Jansen is one of the few foreigners in Acuña’s class. She says she thinks many foreigners want to learn how to dance, but are either too busy or have trouble keeping up with it for a long time. Jansen acknowledges that her own attendance is limited because of work and family, but making time for the classes has enriched her life in Costa Rica.

Acuña says most foreigners prefer paying by the hour for private classes because often they’re travelers on the go. Private classes cost about $20 an hour, but taking two-hour classes twice weekly for a month costs only $25.

Merecumbé’s main office is in the eastern suburb of San Pedro (224-3531), with locations in the western district of Pavas; the northern district of Tibás; Heredia, north of San José; and Alajuela and San Ramón, northwest of the capital. It also has schools in the north-central Costa Rica town of San Carlos and Pérez Zeledón, in the Southern Zone.

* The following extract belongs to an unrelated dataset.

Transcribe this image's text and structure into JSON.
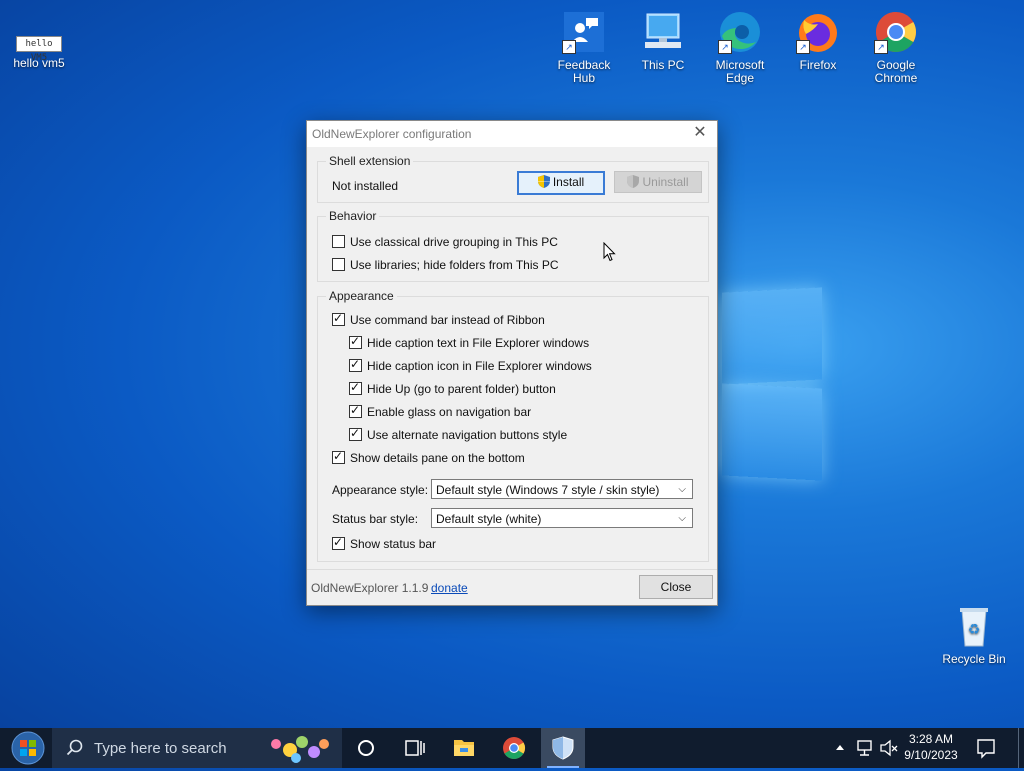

Academia de Baile Popular Malecón (226-9415), in Plaza Víquez in San José, and Kinesis Academia de Baile (440-0852) in Alajuela also offer salsa classes.

Anyone looking to take classes now has a shot at some extra practice with the Costa Rican Salsa Festival under way. The first event took place in San Antonio de Belén, northwest of San José. A second is set for Sept. 14 at 8 p.m. at Salón El Lago in Grecia, west of the capital, and the final event will be Oct. 12 at 8 p.m. at Fiesta Latina Discotheque in El Pueblo, in San José’s Barrio Tournón.